O depoimento do ex-ministro da Saúde Eduardo Pazuello tem sido motivo de muita movimentação na base governista. Após cancelamento no início dos trabalhos da CPI, alegando ter tido contato com pessoa que testou positivo para a Covid, a defesa de Pazuello já tentou um habeas corpus para que ele pudesse ficar calado e mesmo mudar a condição de testemunha para investigado no colegiado. Como testemunha, Pazuello tem que responder aos questionamentos feitos e caso minta aos senadores pode sair preso da CPI.

Para a deputada Professora Marcivânia (PCdoB-AP), os “motivos da obsessão pela cloroquina” vão sendo evidenciados”. “O importador seria um empresário bolsonarista de peso e, segundo Ernesto, na CPI, Bolsonaro teria orientado o Itamaraty a se esmerar para que o medicamento fosse importado e distribuído. Isso pode explicar muita coisa”, apontou.

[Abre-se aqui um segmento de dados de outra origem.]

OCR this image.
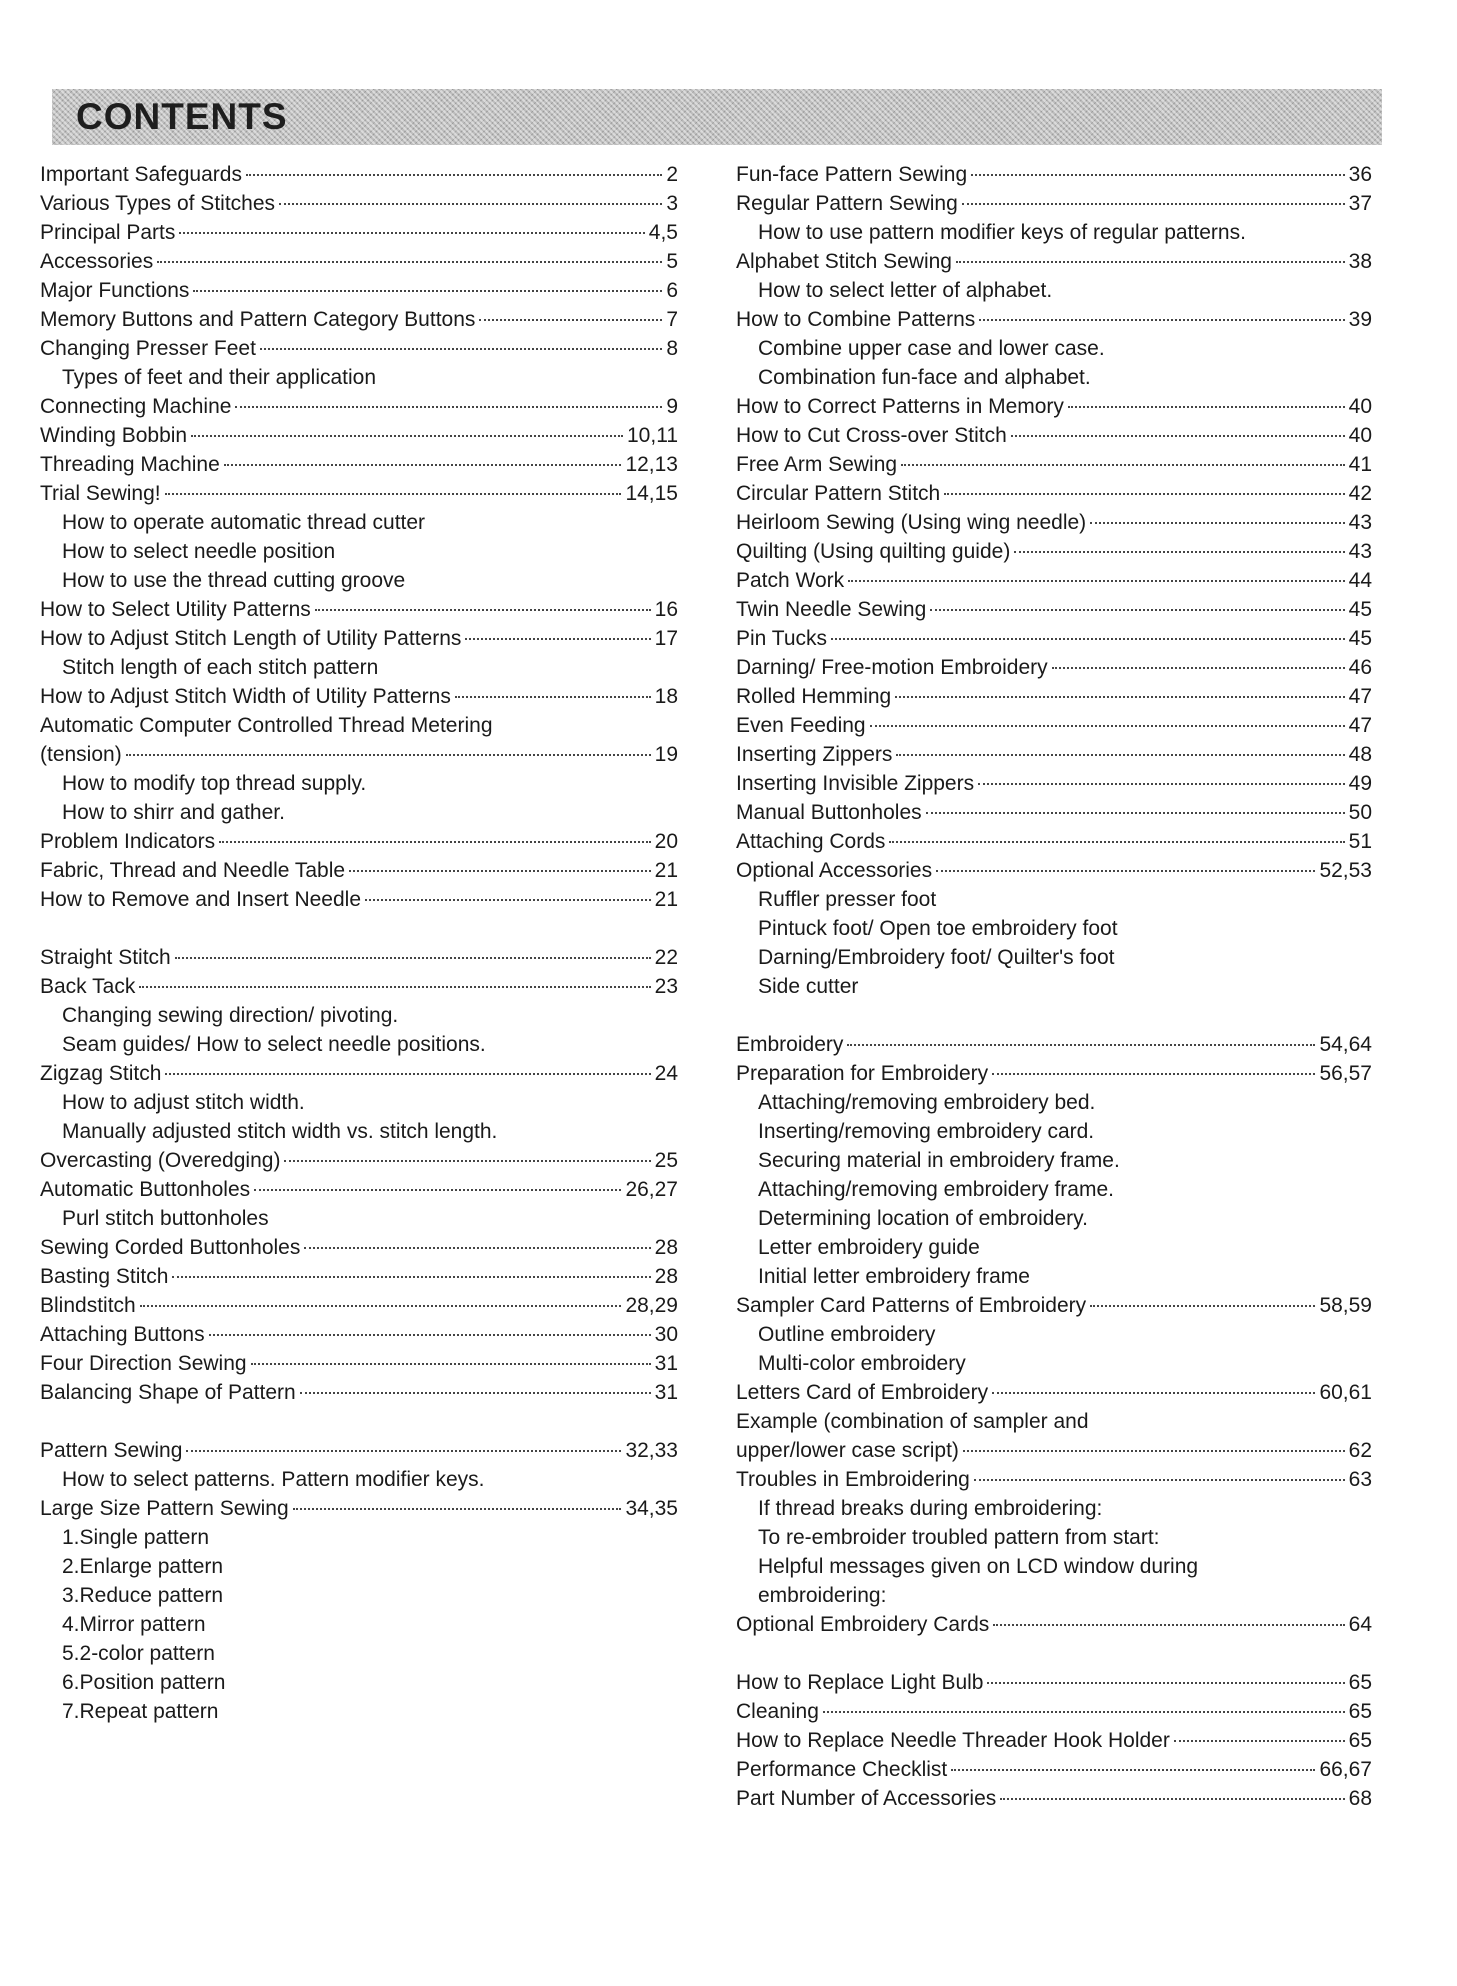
CONTENTS
Important Safeguards	2
Various Types of Stitches	3
Principal Parts	4,5
Accessories	5
Major Functions	6
Memory Buttons and Pattern Category Buttons	7
Changing Presser Feet	8
Types of feet and their application
Connecting Machine	9
Winding Bobbin	10,11
Threading Machine	12,13
Trial Sewing!	14,15
How to operate automatic thread cutter
How to select needle position
How to use the thread cutting groove
How to Select Utility Patterns	16
How to Adjust Stitch Length of Utility Patterns	17
Stitch length of each stitch pattern
How to Adjust Stitch Width of Utility Patterns	18
Automatic Computer Controlled Thread Metering
(tension)	19
How to modify top thread supply.
How to shirr and gather.
Problem Indicators	20
Fabric, Thread and Needle Table	21
How to Remove and Insert Needle	21
Straight Stitch	22
Back Tack	23
Changing sewing direction/ pivoting.
Seam guides/ How to select needle positions.
Zigzag Stitch	24
How to adjust stitch width.
Manually adjusted stitch width vs. stitch length.
Overcasting (Overedging)	25
Automatic Buttonholes	26,27
Purl stitch buttonholes
Sewing Corded Buttonholes	28
Basting Stitch	28
Blindstitch	28,29
Attaching Buttons	30
Four Direction Sewing	31
Balancing Shape of Pattern	31
Pattern Sewing	32,33
How to select patterns. Pattern modifier keys.
Large Size Pattern Sewing	34,35
1.Single pattern
2.Enlarge pattern
3.Reduce pattern
4.Mirror pattern
5.2-color pattern
6.Position pattern
7.Repeat pattern
Fun-face Pattern Sewing	36
Regular Pattern Sewing	37
How to use pattern modifier keys of regular patterns.
Alphabet Stitch Sewing	38
How to select letter of alphabet.
How to Combine Patterns	39
Combine upper case and lower case.
Combination fun-face and alphabet.
How to Correct Patterns in Memory	40
How to Cut Cross-over Stitch	40
Free Arm Sewing	41
Circular Pattern Stitch	42
Heirloom Sewing (Using wing needle)	43
Quilting (Using quilting guide)	43
Patch Work	44
Twin Needle Sewing	45
Pin Tucks	45
Darning/ Free-motion Embroidery	46
Rolled Hemming	47
Even Feeding	47
Inserting Zippers	48
Inserting Invisible Zippers	49
Manual Buttonholes	50
Attaching Cords	51
Optional Accessories	52,53
Ruffler presser foot
Pintuck foot/ Open toe embroidery foot
Darning/Embroidery foot/ Quilter's foot
Side cutter
Embroidery	54,64
Preparation for Embroidery	56,57
Attaching/removing embroidery bed.
Inserting/removing embroidery card.
Securing material in embroidery frame.
Attaching/removing embroidery frame.
Determining location of embroidery.
Letter embroidery guide
Initial letter embroidery frame
Sampler Card Patterns of Embroidery	58,59
Outline embroidery
Multi-color embroidery
Letters Card of Embroidery	60,61
Example (combination of sampler and
upper/lower case script)	62
Troubles in Embroidering	63
If thread breaks during embroidering:
To re-embroider troubled pattern from start:
Helpful messages given on LCD window during
embroidering:
Optional Embroidery Cards	64
How to Replace Light Bulb	65
Cleaning	65
How to Replace Needle Threader Hook Holder	65
Performance Checklist	66,67
Part Number of Accessories	68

A fala da senadora Kátia Abreu (PP-TO) também destacou as mentiras ditas por Araújo na CPI. Durante 20 minutos, a parlamentar apontou os problemas na gestão da pandemia e as “falhas” no depoimento do ex-chanceler. Abreu e Araújo protagonizaram embates no início do ano que culminaram na demissão do ex-ministro em março.

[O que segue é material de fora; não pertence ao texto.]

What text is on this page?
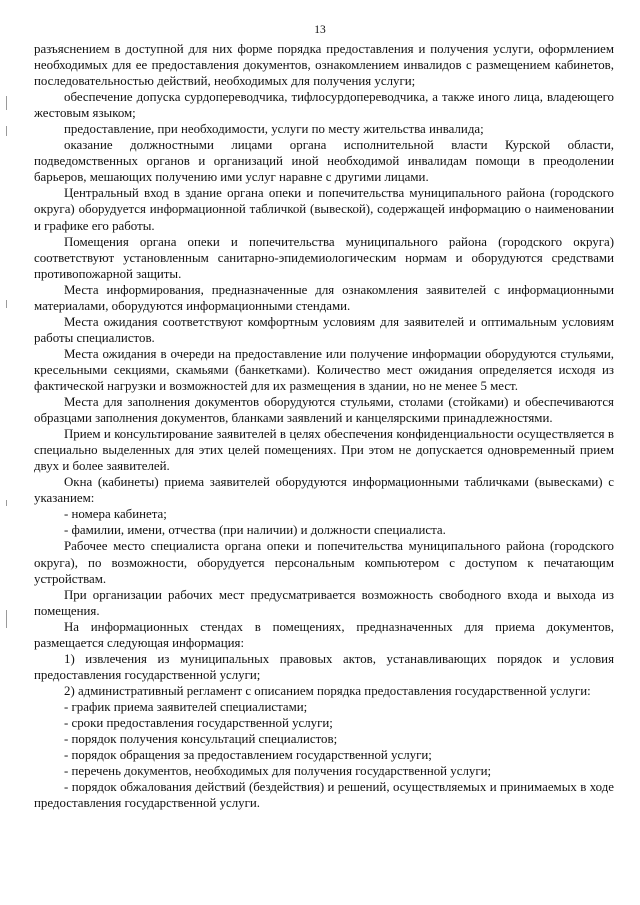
13

разъяснением в доступной для них форме порядка предоставления и получения услуги, оформлением необходимых для ее предоставления документов, ознакомлением инвалидов с размещением кабинетов, последовательностью действий, необходимых для получения услуги;

обеспечение допуска сурдопереводчика, тифлосурдопереводчика, а также иного лица, владеющего жестовым языком;

предоставление, при необходимости, услуги по месту жительства инвалида;

оказание должностными лицами органа исполнительной власти Курской области, подведомственных органов и организаций иной необходимой инвалидам помощи в преодолении барьеров, мешающих получению ими услуг наравне с другими лицами.

Центральный вход в здание органа опеки и попечительства муниципального района (городского округа) оборудуется информационной табличкой (вывеской), содержащей информацию о наименовании и графике его работы.

Помещения органа опеки и попечительства муниципального района (городского округа) соответствуют установленным санитарно-эпидемиологическим нормам и оборудуются средствами противопожарной защиты.

Места информирования, предназначенные для ознакомления заявителей с информационными материалами, оборудуются информационными стендами.

Места ожидания соответствуют комфортным условиям для заявителей и оптимальным условиям работы специалистов.

Места ожидания в очереди на предоставление или получение информации оборудуются стульями, кресельными секциями, скамьями (банкетками). Количество мест ожидания определяется исходя из фактической нагрузки и возможностей для их размещения в здании, но не менее 5 мест.

Места для заполнения документов оборудуются стульями, столами (стойками) и обеспечиваются образцами заполнения документов, бланками заявлений и канцелярскими принадлежностями.

Прием и консультирование заявителей в целях обеспечения конфиденциальности осуществляется в специально выделенных для этих целей помещениях. При этом не допускается одновременный прием двух и более заявителей.

Окна (кабинеты) приема заявителей оборудуются информационными табличками (вывесками) с указанием:

- номера кабинета;

- фамилии, имени, отчества (при наличии) и должности специалиста.

Рабочее место специалиста органа опеки и попечительства муниципального района (городского округа), по возможности, оборудуется персональным компьютером с доступом к печатающим устройствам.

При организации рабочих мест предусматривается возможность свободного входа и выхода из помещения.

На информационных стендах в помещениях, предназначенных для приема документов, размещается следующая информация:

1) извлечения из муниципальных правовых актов, устанавливающих порядок и условия предоставления государственной услуги;

2) административный регламент с описанием порядка предоставления государственной услуги:

- график приема заявителей специалистами;

- сроки предоставления государственной услуги;

- порядок получения консультаций специалистов;

- порядок обращения за предоставлением государственной услуги;

- перечень документов, необходимых для получения государственной услуги;

- порядок обжалования действий (бездействия) и решений, осуществляемых и принимаемых в ходе предоставления государственной услуги.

Segundo a senadora, Ernesto tem duas “personalidades”, pois adota um tom mais contido na CPI, negando críticas à China, mas que nas redes sociais e em artigos costumava ser mais “virulento”.

“O senhor é um negacionista compulsivo, omisso, uma bússola que nos levou para o naufrágio. Ao invés de pária, o senhor colocou o país em uma posição pior, de irrelevância”, disse a senadora.

Para o deputado Orlando Silva, a senadora Kátia Abreu “triturou o terraplanista”, em referência às relações de Araújo com o então guru bolsonarista Olavo de Carvalho.